Adv, i banner sono il passato? No: ecco perché

Inutile nasconderlo: i banner non stanno attraversando il periodo migliore della loro storia. Colpa di altri format pubblicitari emergenti. Ma soprattutto degli ad-blocker: la volontà di monetizzare ha spinto i banner a essere sempre più invadenti. Con il risultato di renderli invisi a molti utenti.

adblocking

Secondo uno studio di Adobe, i banner sono intollerabili per un utente su tre. Il dato, secondo il più classico bicchiere mezzo vuoto o mezzo pieno, può essere visto in due modi. Il primo è pessimo: c’è una grossa fetta di utenti che non sopportano il display advertising. Significa però che la stragrande maggioranza non pone a prescindere il proprio veto ai banner. A patto che non ostacolino la navigazione.

I numeri, ma anche la percezione diffusa, suggeriscono quindi che è ancora troppo presto per decretare la morte di quello che resta il formato pubblicitario online più diffuso. E che, grazie al retargeting, resta centrale. La risposta degli utenti e il successo di formati promozionali più dolci (dal native adverising in giù) costringe però a porsi qualche interrogativo. Il primo lo suggerisce Scott Swanson, ceo di Aki Technologies: “E se i banner non fossero morti ma solo fraintesi?”. Cioè? Per Swanson la soluzione sarebbe “salvare i banner e buttare i click”.

Il perché è presto detto: la ricerca ossessiva di una performance basata sul numero di click spinge a una maggiore invadenza. E, allo stesso tempo, non riporta l’effettivo successo di una campagna. Soprattutto in una fruizione mobile, dove i “fat finger” (cioè le “dita grasse” che battono dove non vogliono) costituiscono una buona percentuale dei tap.

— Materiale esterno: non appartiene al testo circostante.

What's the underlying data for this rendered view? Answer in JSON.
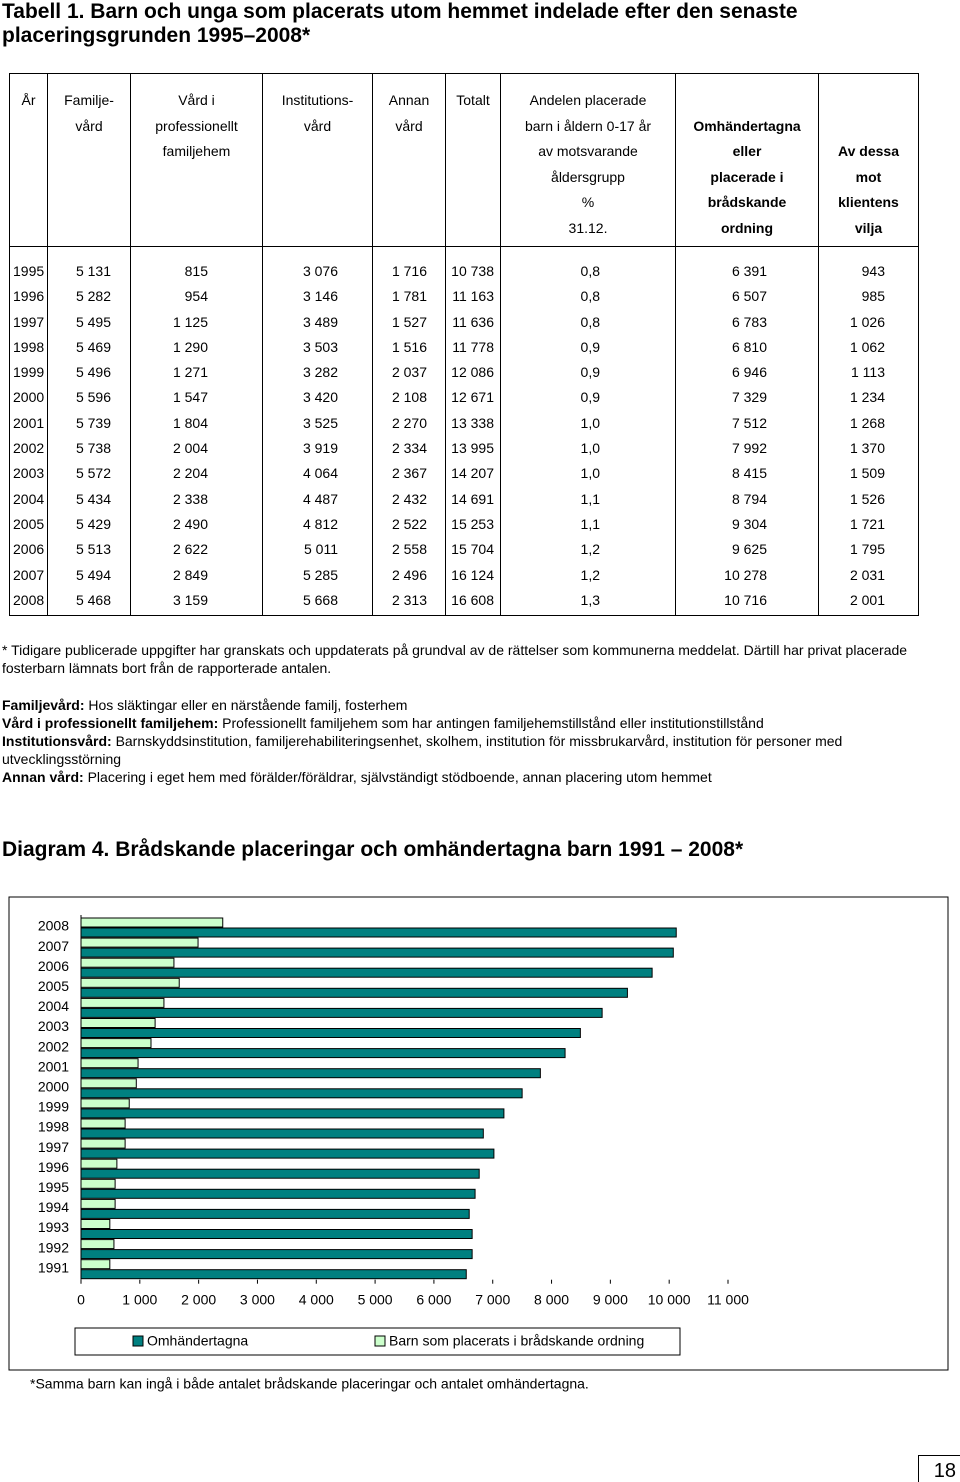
{
  "header": {
    "title": "Tabell 1. Barn och unga som placerats utom hemmet indelade efter den senaste placeringsgrunden 1995–2008*"
  },
  "table": {
    "header": [
      [
        "År"
      ],
      [
        "Familje-",
        "vård"
      ],
      [
        "Vård i",
        "professionellt",
        "familjehem"
      ],
      [
        "Institutions-",
        "vård"
      ],
      [
        "Annan",
        "vård"
      ],
      [
        "Totalt"
      ],
      [
        "Andelen placerade",
        "barn i åldern 0-17 år",
        "av motsvarande",
        "åldersgrupp",
        "%",
        "31.12."
      ],
      [
        "Omhändertagna",
        "eller",
        "placerade i",
        "brådskande",
        "ordning"
      ],
      [
        "Av dessa",
        "mot",
        "klientens",
        "vilja"
      ]
    ],
    "rows": [
      [
        "1995",
        "5 131",
        "815",
        "3 076",
        "1 716",
        "10 738",
        "0,8",
        "6 391",
        "943"
      ],
      [
        "1996",
        "5 282",
        "954",
        "3 146",
        "1 781",
        "11 163",
        "0,8",
        "6 507",
        "985"
      ],
      [
        "1997",
        "5 495",
        "1 125",
        "3 489",
        "1 527",
        "11 636",
        "0,8",
        "6 783",
        "1 026"
      ],
      [
        "1998",
        "5 469",
        "1 290",
        "3 503",
        "1 516",
        "11 778",
        "0,9",
        "6 810",
        "1 062"
      ],
      [
        "1999",
        "5 496",
        "1 271",
        "3 282",
        "2 037",
        "12 086",
        "0,9",
        "6 946",
        "1 113"
      ],
      [
        "2000",
        "5 596",
        "1 547",
        "3 420",
        "2 108",
        "12 671",
        "0,9",
        "7 329",
        "1 234"
      ],
      [
        "2001",
        "5 739",
        "1 804",
        "3 525",
        "2 270",
        "13 338",
        "1,0",
        "7 512",
        "1 268"
      ],
      [
        "2002",
        "5 738",
        "2 004",
        "3 919",
        "2 334",
        "13 995",
        "1,0",
        "7 992",
        "1 370"
      ],
      [
        "2003",
        "5 572",
        "2 204",
        "4 064",
        "2 367",
        "14 207",
        "1,0",
        "8 415",
        "1 509"
      ],
      [
        "2004",
        "5 434",
        "2 338",
        "4 487",
        "2 432",
        "14 691",
        "1,1",
        "8 794",
        "1 526"
      ],
      [
        "2005",
        "5 429",
        "2 490",
        "4 812",
        "2 522",
        "15 253",
        "1,1",
        "9 304",
        "1 721"
      ],
      [
        "2006",
        "5 513",
        "2 622",
        "5 011",
        "2 558",
        "15 704",
        "1,2",
        "9 625",
        "1 795"
      ],
      [
        "2007",
        "5 494",
        "2 849",
        "5 285",
        "2 496",
        "16 124",
        "1,2",
        "10 278",
        "2 031"
      ],
      [
        "2008",
        "5 468",
        "3 159",
        "5 668",
        "2 313",
        "16 608",
        "1,3",
        "10 716",
        "2 001"
      ]
    ]
  },
  "note": "* Tidigare publicerade uppgifter har granskats och uppdaterats på grundval av de rättelser som kommunerna meddelat. Därtill har privat placerade fosterbarn lämnats bort från de rapporterade antalen.",
  "definitions": [
    {
      "term": "Familjevård:",
      "text": "Hos släktingar eller en närstående familj, fosterhem"
    },
    {
      "term": "Vård i professionellt familjehem:",
      "text": "Professionellt familjehem som har antingen familjehemstillstånd eller institutionstillstånd"
    },
    {
      "term": "Institutionsvård:",
      "text": "Barnskyddsinstitution, familjerehabiliteringsenhet, skolhem, institution för missbrukarvård, institution för personer med utvecklingsstörning"
    },
    {
      "term": "Annan vård:",
      "text": "Placering i eget hem med förälder/föräldrar, självständigt stödboende, annan placering utom hemmet"
    }
  ],
  "chart_data": {
    "type": "bar",
    "orientation": "horizontal",
    "title": "Diagram 4. Brådskande placeringar och omhändertagna barn 1991 – 2008*",
    "categories": [
      "2008",
      "2007",
      "2006",
      "2005",
      "2004",
      "2003",
      "2002",
      "2001",
      "2000",
      "1999",
      "1998",
      "1997",
      "1996",
      "1995",
      "1994",
      "1993",
      "1992",
      "1991"
    ],
    "series": [
      {
        "name": "Omhändertagna",
        "color": "#008080",
        "values": [
          10120,
          10070,
          9710,
          9290,
          8860,
          8490,
          8230,
          7810,
          7500,
          7190,
          6840,
          7020,
          6770,
          6700,
          6600,
          6650,
          6650,
          6550
        ]
      },
      {
        "name": "Barn som placerats i brådskande ordning",
        "color": "#ccffcc",
        "values": [
          2410,
          1990,
          1580,
          1670,
          1410,
          1260,
          1190,
          970,
          940,
          820,
          750,
          750,
          610,
          580,
          580,
          490,
          560,
          490
        ]
      }
    ],
    "xlim": [
      0,
      11000
    ],
    "xticks": [
      0,
      {
        "value": 1000,
        "label": "1 000"
      },
      {
        "value": 2000,
        "label": "2 000"
      },
      {
        "value": 3000,
        "label": "3 000"
      },
      {
        "value": 4000,
        "label": "4 000"
      },
      {
        "value": 5000,
        "label": "5 000"
      },
      {
        "value": 6000,
        "label": "6 000"
      },
      {
        "value": 7000,
        "label": "7 000"
      },
      {
        "value": 8000,
        "label": "8 000"
      },
      {
        "value": 9000,
        "label": "9 000"
      },
      {
        "value": 10000,
        "label": "10 000"
      },
      {
        "value": 11000,
        "label": "11 000"
      }
    ],
    "grid": false,
    "legend": "bottom",
    "footnote": "*Samma barn kan ingå i både antalet brådskande placeringar och antalet omhändertagna."
  },
  "page_number": "18"
}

Serve quindi – suggerisce Swanson – riservare tattiche più aggressive come una “call to action” ad altri formati (come i video) per lasciare ai banner “l’influenza subliminale”. Tradotto: il successo non deriva da quanti click riesce a ottenere un annuncio ma dalla capacità di rimanere nella mente degli utenti. Meglio dunque focalizzarsi sulla brand awareness che sul click-through. La misurazione sarà più complessa, ma quella di Swanson è un’idea che inquadra un tema: il banner è rimasto inchiodato alle abitudini degli scorsi decenni. Non scomparirà: tutt’altro. Ma deve evolvere esattamente come hanno fatto altri formati. Altrimenti si rischia l’effetto di un fastidioso déjà vu che gli utenti potranno bloccare con un software e un paio di tap.